L’aube allait bientôt se lever.

La première lueur du soleil me parvint des collines de l’est. Je pris la position du soleil couchant et fixai la pointe de lumière rose qui grandissait à l’horizon. Je buvais le souffle du soleil. Mes yeux étaient des conducteurs. La flamme s’engouffrait par eux dans le labyrinthe de mon corps. J’en avais le contrôle total, j’orientais à volonté cette lumière merveilleuse dans mes poumons, dans ma rate, mon foie, ma rotule droite. Le soleil transperça la ligne de l’horizon et devint un globe parfait, tandis que le rouge de l’aube devenait or et que je m’imprégnais jusqu’à saturation de l’éclat du matin.

C’est dans un état d’extase que je repris finalement le chemin du monastère des Crânes. Tandis que je m’approchais de l’entrée, je vis une silhouette émerger du souterrain : Timothy. Il avait retrouvé, j’ignorai comment, ses habits de ville. Son visage était dur et tendu, ses mâchoires crispées, ses yeux torturés. Quand il me vit, il arqua les sourcils et cracha. Sans faire autrement attention à ma présence, il continua son chemin rapidement en se dirigeant vers le sentier qui menait au désert.

— Timothy ?

Il ne s’arrêta pas.

— Timothy, où vas-tu ? Réponds-moi, Timothy.

Il se retourna. Avec un regard de mépris glacé, il me dit :

— Je mets les bouts. Qu’est-ce que tu fous là de bon matin, toi ?

— Tu ne peux pas t’en aller.

— Je ne peux pas ?

— Tu vas briser le Réceptacle.

— Ton Réceptacle, je n’en ai rien à foutre ! Tu crois que je vais passer le reste de ma vie dans cette institution pour débiles mentaux ? — Il secoua la tête. Puis son expression se radoucit, et il ajouta : — Reprends un peu de bon sens, Eli. Tu essayes de vivre un rêve. Ça ne marchera pas. Il faut retourner à la réalité. |. — Non.

— Il est trop tard pour les deux autres, mais tu es encore capable de penser rationnellement, peut-être. Nous pouvons déjeuner à Phoenix, et prendre le premier avion pour New York.

— Non.

— C’est ta dernière chance.

— Non, Timothy.

Il haussa les épaules et se détourna. « Comme tu voudras. Reste avec tes cinglés de copains. Moi, j’en ai marre.

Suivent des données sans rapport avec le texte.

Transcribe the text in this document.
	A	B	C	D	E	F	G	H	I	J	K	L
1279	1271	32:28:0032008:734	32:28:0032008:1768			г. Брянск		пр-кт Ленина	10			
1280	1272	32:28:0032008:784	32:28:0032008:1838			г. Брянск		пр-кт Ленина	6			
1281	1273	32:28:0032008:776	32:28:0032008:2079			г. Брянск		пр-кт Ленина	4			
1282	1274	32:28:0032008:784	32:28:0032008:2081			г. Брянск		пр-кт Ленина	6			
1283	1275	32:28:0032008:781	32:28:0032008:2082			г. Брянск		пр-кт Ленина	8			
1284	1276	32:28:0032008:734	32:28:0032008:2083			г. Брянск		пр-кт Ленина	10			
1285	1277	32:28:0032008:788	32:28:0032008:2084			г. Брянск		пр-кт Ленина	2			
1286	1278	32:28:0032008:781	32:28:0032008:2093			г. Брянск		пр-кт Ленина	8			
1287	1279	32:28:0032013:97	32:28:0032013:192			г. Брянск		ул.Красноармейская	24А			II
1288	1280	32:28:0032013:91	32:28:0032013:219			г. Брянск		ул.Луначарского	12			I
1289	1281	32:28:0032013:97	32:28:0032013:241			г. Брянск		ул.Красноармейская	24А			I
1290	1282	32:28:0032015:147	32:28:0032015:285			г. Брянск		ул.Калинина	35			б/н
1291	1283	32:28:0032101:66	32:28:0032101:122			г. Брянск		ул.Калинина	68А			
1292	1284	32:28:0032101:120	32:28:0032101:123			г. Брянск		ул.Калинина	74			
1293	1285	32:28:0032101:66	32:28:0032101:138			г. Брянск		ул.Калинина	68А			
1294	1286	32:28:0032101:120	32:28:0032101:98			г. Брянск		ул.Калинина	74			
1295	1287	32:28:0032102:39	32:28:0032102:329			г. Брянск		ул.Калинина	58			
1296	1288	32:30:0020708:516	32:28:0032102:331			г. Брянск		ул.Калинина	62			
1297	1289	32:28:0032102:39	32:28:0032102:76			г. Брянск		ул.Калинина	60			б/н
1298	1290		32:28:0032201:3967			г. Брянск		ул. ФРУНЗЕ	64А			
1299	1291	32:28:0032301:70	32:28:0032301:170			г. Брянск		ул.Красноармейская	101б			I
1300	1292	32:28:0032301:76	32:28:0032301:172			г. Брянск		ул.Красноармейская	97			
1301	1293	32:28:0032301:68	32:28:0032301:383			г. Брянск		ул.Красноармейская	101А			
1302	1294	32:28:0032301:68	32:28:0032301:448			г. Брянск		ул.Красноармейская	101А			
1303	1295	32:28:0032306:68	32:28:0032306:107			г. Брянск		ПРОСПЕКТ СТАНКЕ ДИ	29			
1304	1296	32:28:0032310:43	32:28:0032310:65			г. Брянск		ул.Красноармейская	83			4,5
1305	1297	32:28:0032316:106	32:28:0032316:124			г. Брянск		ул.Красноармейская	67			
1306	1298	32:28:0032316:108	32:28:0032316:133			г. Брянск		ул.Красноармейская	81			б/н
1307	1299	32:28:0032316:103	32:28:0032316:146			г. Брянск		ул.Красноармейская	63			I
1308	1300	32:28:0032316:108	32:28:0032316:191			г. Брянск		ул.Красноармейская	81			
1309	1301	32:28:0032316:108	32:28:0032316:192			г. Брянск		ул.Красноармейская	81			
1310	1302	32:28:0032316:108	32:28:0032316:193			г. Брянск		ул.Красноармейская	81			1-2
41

Plus que marre. »

Je restai figé tandis qu’il traversait la clairière, passait entre deux petits crânes de pierre à demi enfoncés dans le sable et s’éloignait sur le sentier. Il était impossible de le convaincre de rester. Ce moment était inévitable depuis le début. Timothy n’était pas comme nous, il lui manquait nos traumatismes et nos motivations, rien n’aurait pu le persuader de la nécessité de subir l’Épreuve au complet. Pendant un long moment, j’examinai mes options, je recherchai la communion avec les forces qui guidaient la destinée du Réceptacle, je demandai si le moment était venu, et il me fut répondu : « Oui, le moment est venu. » Je me mis à courir après Timothy. En arrivant à la rangée de crânes, je m’agenouillai rapidement et j’en ramassai un dans le sable — il me fallait mes deux mains pour le porter, il pesait au moins dix ou quinze kilos — et, reprenant ma course, je rattrapai Timothy juste à l’endroit où le sentier commençait. D’un seul mouvement agile, je soulevai le crâne de pierre et l’amenai de toutes mes forces en contact avec sa nuque. À travers le basalte, mes doigts reçurent une sensation d’os broyés. Il s’écroula sans un cri. Le crâne était taché de sang. Je le lâchai, et il resta dressé là où il était tombé. Les cheveux blonds de Timothy étaient maculés de rouge, et la tache s’étalait avec une rapidité surprenante. Il m’était nécessaire d’appeler des témoins, me dis-je, afin de procéder aux rites nécessaires. Je me tournai vers le monastère. Mes témoins étaient déjà là. Ned, tout nu, et frater Antony, avec ses jeans délavés, se tenaient à l’entrée du bâtiment. Je marchai jusqu’à eux. Ned hocha lentement la tête ; il avait assisté à tout. Je me suis mis à genoux devant frater Antony. Il posa sa main froide sur mon front en disant doucement :

« Tel est le Neuvième Mystère : que le prix d’une vie soit exigé en échange d’une vie. Sachez, ô Nobles-nés ! que chaque éternité doit être compensée par une extinction. » Puis il dit encore : « De même que par le fait de notre vie nous mourons chaque jour, de même par le fait de notre mort nous vivrons éternellement. »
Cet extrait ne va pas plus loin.